While she hesitates to describe her motivation back then as political, she concedes she was “a very angry teenager, very confrontational – and because I’m a woman, maybe I felt I had to put in more effort, because I never wanted to censor myself or have any kind of limits about what I want to say, or how I want to dress, or what I want to sing.”
To sing in Arabic at a time when most of her contemporaries were embracing western pop was part of that confrontation. “I felt that the Arabic language was a raw material that could be shaped, freely,” she says, dragging her fists through the air as if molding her words. “This was something that was thrilling to me. When I started I didn’t know how to sing in Arabic – it’s a very complex and sophisticated music full of codes and modes and quarter-tones. But I had the emotion and the desire, I had the drive to take these older influences and take them on adventures.”
Her adventures were not limited to traditional forms of Arabic music, though. She talks of having a crush on Radiohead and the Cocteau Twins, of mingling the Lebanese lullabies sung to her by her great-aunt with new and experimental rhythms. She isn’t too worried if western audiences can’t understand the lyrics. “I don’t care about understanding that,” she says. “Unless it’s Leonard Cohen’s poetry. It’s about the emotion [in songs]. I don’t want to know what they’re talking about. They’re making me dream – and that’s enough for me.”

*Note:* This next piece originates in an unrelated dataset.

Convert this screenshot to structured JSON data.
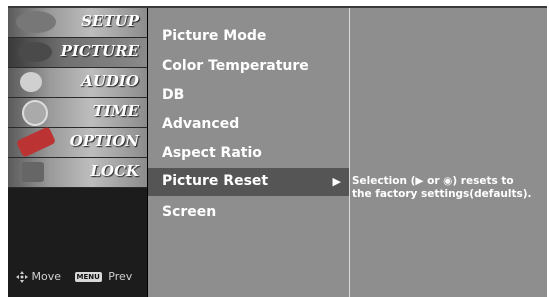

Today, she lives in Paris with her husband, a film-maker. She tours frequently, and often returns to the Arabic-speaking world, and increasingly relishes the mingling of Arabic dialects in her songwriting — Lebanese with those of Kuwait, Palestine, Egypt and the Bedouin community. “You know,” she says, “I am rebuilding my narrative through this music. I always had this crisis: where do I come from? I was never an insider, never an outsider, I was always in the middle. But it means I never have borders in my head.”